I ended up going with replacement springs from Eaton Detroit Spring Co. in Detroit, MI. They have been in business since 1937 and say they have over 24,000 original manufacturer spring blueprints. Mike Eaton was a good guy to work with on the GTO springs. 

It was interesting, their online ordering form had a leaf pack with five leaves listed; I let Mike know that was a mistake. The leaf pack from Pontiac for my GTO had six leaves in each rear leaf pack and I sent Mike the pictures of it. Mike worked with me to get the correct six leaf pack for my GTO and updated his website with the correct number of leaves in the leaf pack. (I can only assume that he didn't get too many orders for replacement '74 GTO springs.) I ordered the stock spec replacement springs and they raised my car's rear by about an inch, back up to the factory level, which is what I was looking for. You can also order the springs from Eaton to be higher or lower than stock specs. 

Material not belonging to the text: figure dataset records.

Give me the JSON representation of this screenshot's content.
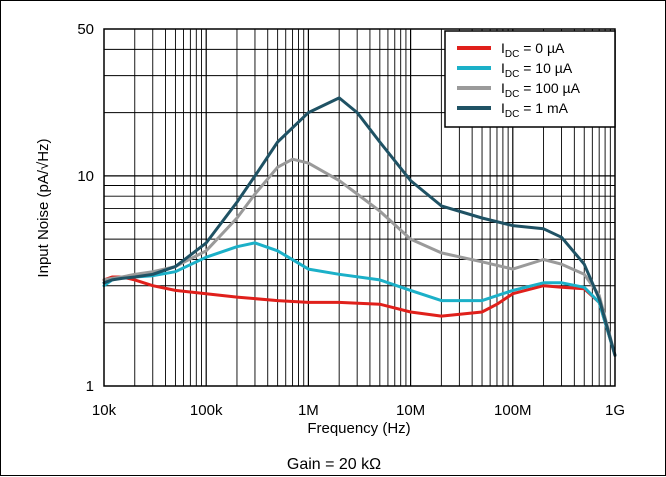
{
  "chart_data": {
    "type": "line",
    "xlabel": "Frequency (Hz)",
    "ylabel": "Input Noise (pA/√Hz)",
    "caption": "Gain = 20 kΩ",
    "x_scale": "log",
    "y_scale": "log",
    "xlim": [
      10000,
      1000000000
    ],
    "ylim": [
      1,
      50
    ],
    "grid": true,
    "legend_position": "top-right",
    "x_tick_labels": [
      "10k",
      "100k",
      "1M",
      "10M",
      "100M",
      "1G"
    ],
    "y_tick_labels": [
      "1",
      "10",
      "50"
    ],
    "x_ticks": [
      10000,
      100000,
      1000000,
      10000000,
      100000000,
      1000000000
    ],
    "y_ticks": [
      1,
      10,
      50
    ],
    "series": [
      {
        "name": "I_DC = 0 µA",
        "legend_main": "I",
        "legend_sub": "DC",
        "legend_rest": " = 0 µA",
        "color": "#e0201b",
        "x": [
          10000,
          12000,
          15000,
          20000,
          30000,
          50000,
          100000,
          200000,
          500000,
          1000000,
          2000000,
          5000000,
          10000000,
          20000000,
          50000000,
          70000000,
          100000000,
          200000000,
          300000000,
          500000000,
          700000000,
          1000000000
        ],
        "y": [
          3.2,
          3.3,
          3.3,
          3.2,
          3.0,
          2.85,
          2.75,
          2.65,
          2.55,
          2.5,
          2.5,
          2.45,
          2.25,
          2.15,
          2.25,
          2.45,
          2.75,
          3.0,
          2.95,
          2.9,
          2.5,
          1.4
        ]
      },
      {
        "name": "I_DC = 10 µA",
        "legend_main": "I",
        "legend_sub": "DC",
        "legend_rest": " = 10 µA",
        "color": "#1bb0c8",
        "x": [
          10000,
          12000,
          15000,
          20000,
          30000,
          50000,
          100000,
          200000,
          300000,
          500000,
          1000000,
          2000000,
          5000000,
          10000000,
          20000000,
          50000000,
          100000000,
          200000000,
          300000000,
          500000000,
          700000000,
          1000000000
        ],
        "y": [
          3.0,
          3.2,
          3.3,
          3.3,
          3.35,
          3.5,
          4.1,
          4.6,
          4.8,
          4.4,
          3.6,
          3.4,
          3.2,
          2.85,
          2.55,
          2.55,
          2.85,
          3.1,
          3.1,
          2.95,
          2.5,
          1.4
        ]
      },
      {
        "name": "I_DC = 100 µA",
        "legend_main": "I",
        "legend_sub": "DC",
        "legend_rest": " = 100 µA",
        "color": "#9a9a9a",
        "x": [
          10000,
          12000,
          15000,
          20000,
          30000,
          50000,
          100000,
          200000,
          300000,
          500000,
          700000,
          1000000,
          2000000,
          3000000,
          5000000,
          10000000,
          20000000,
          50000000,
          100000000,
          200000000,
          300000000,
          500000000,
          700000000,
          1000000000
        ],
        "y": [
          3.2,
          3.25,
          3.3,
          3.4,
          3.5,
          3.7,
          4.4,
          6.3,
          8.2,
          11.0,
          12.0,
          11.5,
          9.5,
          8.2,
          6.8,
          5.0,
          4.3,
          3.9,
          3.6,
          4.0,
          3.8,
          3.4,
          2.7,
          1.4
        ]
      },
      {
        "name": "I_DC = 1 mA",
        "legend_main": "I",
        "legend_sub": "DC",
        "legend_rest": " = 1 mA",
        "color": "#1f5264",
        "x": [
          10000,
          12000,
          15000,
          20000,
          30000,
          50000,
          100000,
          200000,
          300000,
          500000,
          1000000,
          2000000,
          3000000,
          5000000,
          10000000,
          20000000,
          50000000,
          100000000,
          200000000,
          300000000,
          500000000,
          700000000,
          1000000000
        ],
        "y": [
          3.1,
          3.2,
          3.25,
          3.3,
          3.4,
          3.7,
          4.8,
          7.5,
          10.0,
          14.5,
          20.0,
          23.5,
          20.0,
          14.5,
          9.5,
          7.2,
          6.3,
          5.8,
          5.6,
          5.1,
          3.8,
          2.6,
          1.4
        ]
      }
    ]
  }
}
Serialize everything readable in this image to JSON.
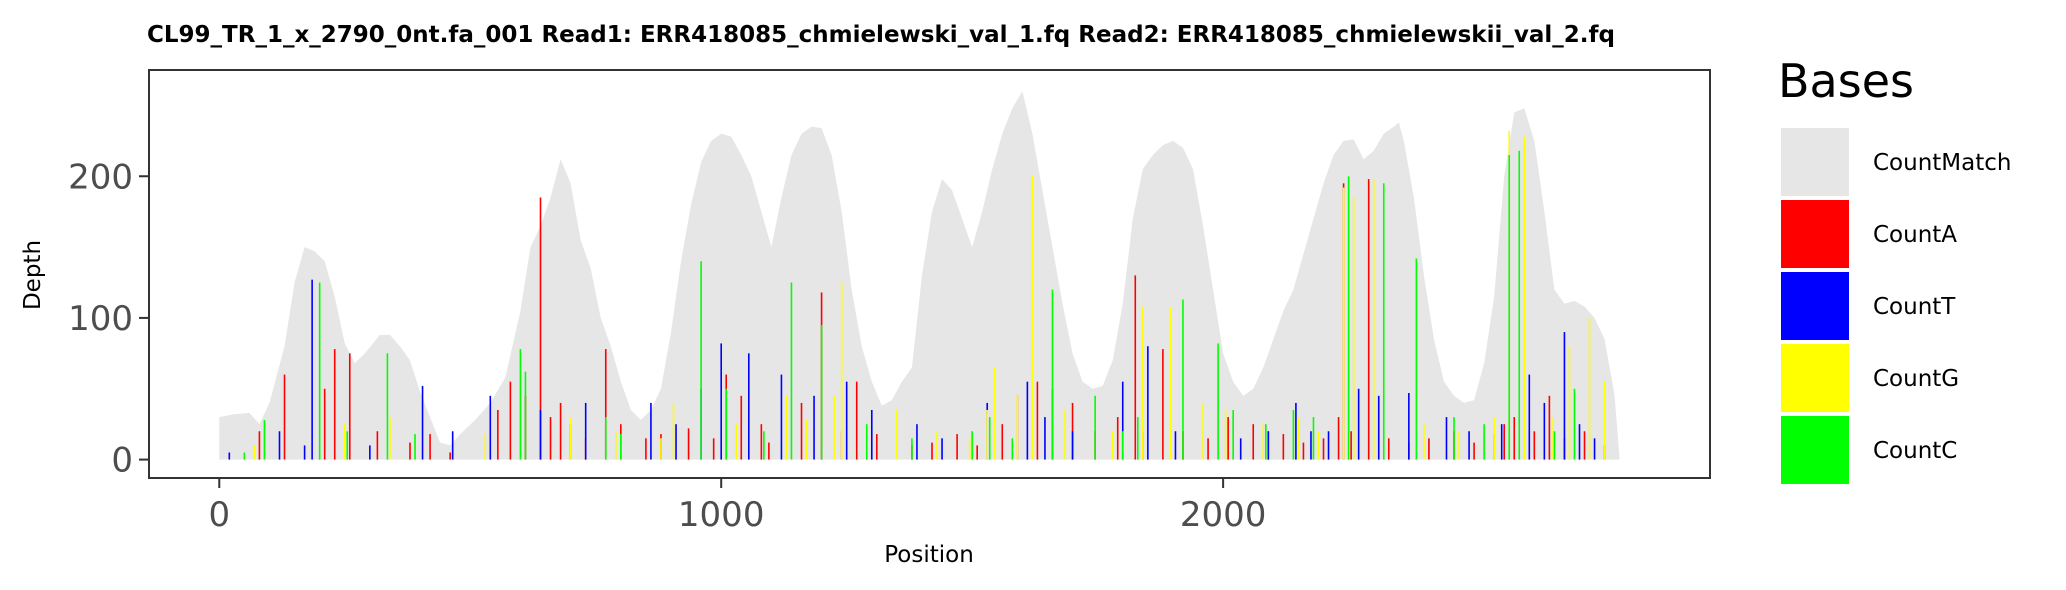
{
  "chart_data": {
    "type": "bar",
    "title": "CL99_TR_1_x_2790_0nt.fa_001   Read1: ERR418085_chmielewski_val_1.fq   Read2: ERR418085_chmielewskii_val_2.fq",
    "xlabel": "Position",
    "ylabel": "Depth",
    "xlim": [
      -140,
      2970
    ],
    "ylim": [
      -13,
      275
    ],
    "x_ticks": [
      0,
      1000,
      2000
    ],
    "x_tick_labels": [
      "0",
      "1000",
      "2000"
    ],
    "y_ticks": [
      0,
      100,
      200
    ],
    "y_tick_labels": [
      "0",
      "100",
      "200"
    ],
    "grid": false,
    "legend": {
      "title": "Bases",
      "position": "right"
    },
    "colors": {
      "CountMatch": "#e6e6e6",
      "CountA": "#ff0000",
      "CountT": "#0000ff",
      "CountG": "#ffff00",
      "CountC": "#00ff00"
    },
    "series": [
      {
        "name": "CountMatch",
        "kind": "coverage-profile",
        "points": [
          [
            0,
            30
          ],
          [
            30,
            32
          ],
          [
            60,
            33
          ],
          [
            80,
            25
          ],
          [
            100,
            40
          ],
          [
            130,
            80
          ],
          [
            150,
            125
          ],
          [
            170,
            150
          ],
          [
            190,
            147
          ],
          [
            210,
            140
          ],
          [
            230,
            115
          ],
          [
            250,
            82
          ],
          [
            270,
            68
          ],
          [
            290,
            75
          ],
          [
            320,
            88
          ],
          [
            340,
            88
          ],
          [
            360,
            80
          ],
          [
            380,
            70
          ],
          [
            400,
            48
          ],
          [
            420,
            30
          ],
          [
            440,
            12
          ],
          [
            460,
            10
          ],
          [
            480,
            18
          ],
          [
            510,
            28
          ],
          [
            540,
            40
          ],
          [
            570,
            58
          ],
          [
            600,
            105
          ],
          [
            620,
            150
          ],
          [
            640,
            165
          ],
          [
            660,
            185
          ],
          [
            680,
            212
          ],
          [
            700,
            195
          ],
          [
            720,
            155
          ],
          [
            740,
            135
          ],
          [
            760,
            100
          ],
          [
            780,
            80
          ],
          [
            800,
            55
          ],
          [
            820,
            35
          ],
          [
            840,
            28
          ],
          [
            860,
            35
          ],
          [
            880,
            50
          ],
          [
            900,
            90
          ],
          [
            920,
            140
          ],
          [
            940,
            180
          ],
          [
            960,
            210
          ],
          [
            980,
            225
          ],
          [
            1000,
            230
          ],
          [
            1020,
            228
          ],
          [
            1040,
            215
          ],
          [
            1060,
            200
          ],
          [
            1080,
            175
          ],
          [
            1100,
            150
          ],
          [
            1120,
            185
          ],
          [
            1140,
            215
          ],
          [
            1160,
            230
          ],
          [
            1180,
            235
          ],
          [
            1200,
            234
          ],
          [
            1220,
            215
          ],
          [
            1240,
            175
          ],
          [
            1260,
            120
          ],
          [
            1280,
            80
          ],
          [
            1300,
            55
          ],
          [
            1320,
            38
          ],
          [
            1340,
            42
          ],
          [
            1360,
            55
          ],
          [
            1380,
            65
          ],
          [
            1400,
            130
          ],
          [
            1420,
            175
          ],
          [
            1440,
            198
          ],
          [
            1460,
            190
          ],
          [
            1480,
            170
          ],
          [
            1500,
            150
          ],
          [
            1520,
            175
          ],
          [
            1540,
            205
          ],
          [
            1560,
            230
          ],
          [
            1580,
            248
          ],
          [
            1600,
            260
          ],
          [
            1620,
            230
          ],
          [
            1640,
            190
          ],
          [
            1660,
            150
          ],
          [
            1680,
            110
          ],
          [
            1700,
            75
          ],
          [
            1720,
            55
          ],
          [
            1740,
            50
          ],
          [
            1760,
            52
          ],
          [
            1780,
            70
          ],
          [
            1800,
            110
          ],
          [
            1820,
            170
          ],
          [
            1840,
            205
          ],
          [
            1860,
            215
          ],
          [
            1880,
            222
          ],
          [
            1900,
            225
          ],
          [
            1920,
            220
          ],
          [
            1940,
            205
          ],
          [
            1960,
            165
          ],
          [
            1980,
            120
          ],
          [
            2000,
            75
          ],
          [
            2020,
            55
          ],
          [
            2040,
            45
          ],
          [
            2060,
            50
          ],
          [
            2080,
            65
          ],
          [
            2100,
            85
          ],
          [
            2120,
            105
          ],
          [
            2140,
            120
          ],
          [
            2160,
            145
          ],
          [
            2180,
            170
          ],
          [
            2200,
            195
          ],
          [
            2220,
            215
          ],
          [
            2240,
            225
          ],
          [
            2260,
            226
          ],
          [
            2280,
            212
          ],
          [
            2300,
            218
          ],
          [
            2320,
            230
          ],
          [
            2340,
            235
          ],
          [
            2350,
            238
          ],
          [
            2360,
            225
          ],
          [
            2380,
            185
          ],
          [
            2400,
            130
          ],
          [
            2420,
            85
          ],
          [
            2440,
            55
          ],
          [
            2460,
            45
          ],
          [
            2480,
            40
          ],
          [
            2500,
            42
          ],
          [
            2520,
            68
          ],
          [
            2540,
            115
          ],
          [
            2560,
            200
          ],
          [
            2580,
            245
          ],
          [
            2600,
            248
          ],
          [
            2620,
            225
          ],
          [
            2640,
            175
          ],
          [
            2660,
            120
          ],
          [
            2680,
            110
          ],
          [
            2700,
            112
          ],
          [
            2720,
            108
          ],
          [
            2740,
            100
          ],
          [
            2760,
            85
          ],
          [
            2780,
            45
          ],
          [
            2790,
            0
          ]
        ]
      },
      {
        "name": "CountA",
        "x": [
          80,
          130,
          210,
          230,
          260,
          315,
          380,
          420,
          460,
          555,
          580,
          610,
          640,
          660,
          680,
          700,
          730,
          770,
          800,
          850,
          880,
          935,
          985,
          1010,
          1040,
          1080,
          1095,
          1160,
          1200,
          1240,
          1270,
          1310,
          1380,
          1420,
          1470,
          1510,
          1560,
          1590,
          1630,
          1660,
          1700,
          1745,
          1790,
          1825,
          1840,
          1880,
          1920,
          1970,
          2010,
          2060,
          2090,
          2120,
          2160,
          2200,
          2230,
          2240,
          2255,
          2290,
          2330,
          2370,
          2410,
          2460,
          2500,
          2540,
          2560,
          2580,
          2620,
          2650,
          2680,
          2720,
          2760
        ],
        "values": [
          20,
          60,
          50,
          78,
          75,
          20,
          12,
          18,
          5,
          35,
          55,
          45,
          185,
          30,
          40,
          25,
          15,
          78,
          25,
          15,
          18,
          22,
          15,
          60,
          45,
          25,
          12,
          40,
          118,
          20,
          55,
          18,
          10,
          12,
          18,
          10,
          25,
          45,
          55,
          50,
          40,
          20,
          30,
          130,
          20,
          78,
          20,
          15,
          30,
          25,
          20,
          18,
          12,
          15,
          30,
          195,
          20,
          198,
          15,
          12,
          15,
          20,
          12,
          18,
          25,
          30,
          20,
          45,
          15,
          20,
          10
        ]
      },
      {
        "name": "CountT",
        "x": [
          20,
          120,
          170,
          185,
          300,
          405,
          465,
          540,
          640,
          730,
          860,
          910,
          960,
          1000,
          1055,
          1120,
          1185,
          1250,
          1300,
          1390,
          1440,
          1530,
          1610,
          1645,
          1700,
          1800,
          1850,
          1905,
          2035,
          2090,
          2145,
          2175,
          2210,
          2270,
          2310,
          2370,
          2445,
          2490,
          2555,
          2610,
          2640,
          2680,
          2710,
          2740
        ],
        "values": [
          5,
          20,
          10,
          127,
          10,
          52,
          20,
          45,
          35,
          40,
          40,
          25,
          50,
          82,
          75,
          60,
          45,
          55,
          35,
          25,
          15,
          40,
          55,
          30,
          20,
          55,
          80,
          20,
          15,
          20,
          40,
          20,
          20,
          50,
          45,
          47,
          30,
          20,
          25,
          60,
          40,
          90,
          25,
          15
        ]
      },
      {
        "name": "CountG",
        "x": [
          70,
          250,
          340,
          530,
          700,
          790,
          880,
          905,
          1030,
          1130,
          1170,
          1225,
          1240,
          1350,
          1430,
          1495,
          1530,
          1545,
          1590,
          1620,
          1685,
          1780,
          1840,
          1895,
          1960,
          2005,
          2080,
          2150,
          2190,
          2240,
          2260,
          2300,
          2400,
          2470,
          2540,
          2570,
          2600,
          2655,
          2690,
          2730,
          2760
        ],
        "values": [
          10,
          25,
          30,
          18,
          30,
          20,
          15,
          40,
          25,
          45,
          28,
          45,
          125,
          35,
          20,
          15,
          35,
          65,
          45,
          200,
          35,
          20,
          108,
          107,
          40,
          35,
          25,
          30,
          20,
          192,
          185,
          198,
          25,
          20,
          30,
          232,
          228,
          30,
          80,
          100,
          55
        ]
      },
      {
        "name": "CountC",
        "x": [
          50,
          90,
          200,
          255,
          335,
          390,
          600,
          610,
          770,
          800,
          960,
          1010,
          1085,
          1140,
          1200,
          1290,
          1380,
          1500,
          1535,
          1580,
          1660,
          1745,
          1800,
          1830,
          1920,
          1990,
          2020,
          2085,
          2140,
          2180,
          2250,
          2320,
          2385,
          2460,
          2520,
          2570,
          2590,
          2660,
          2700
        ],
        "values": [
          5,
          28,
          125,
          20,
          75,
          18,
          78,
          62,
          30,
          18,
          140,
          50,
          20,
          125,
          95,
          25,
          15,
          20,
          30,
          15,
          120,
          45,
          20,
          30,
          113,
          82,
          35,
          25,
          35,
          30,
          200,
          195,
          142,
          30,
          25,
          215,
          218,
          20,
          50
        ]
      }
    ]
  }
}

Once I got the original springs off and compared them to the new springs from Eaton, I could see how the old springs had broken down and flattened in the centers. I replaced the shocks on all four wheels at the same time with factory spec shocks. Once everything was in place, the ride was improved and the stance was back to the factory look. The overall effort wasn't too bad, but then again, my GTO has been garage kept since day one, so basically rust free. 

I took some pictures of the replacement process and plan to put together a short photo-accompanied description of the process I used to replace the rear leaf springs when I get some time this winter.


----------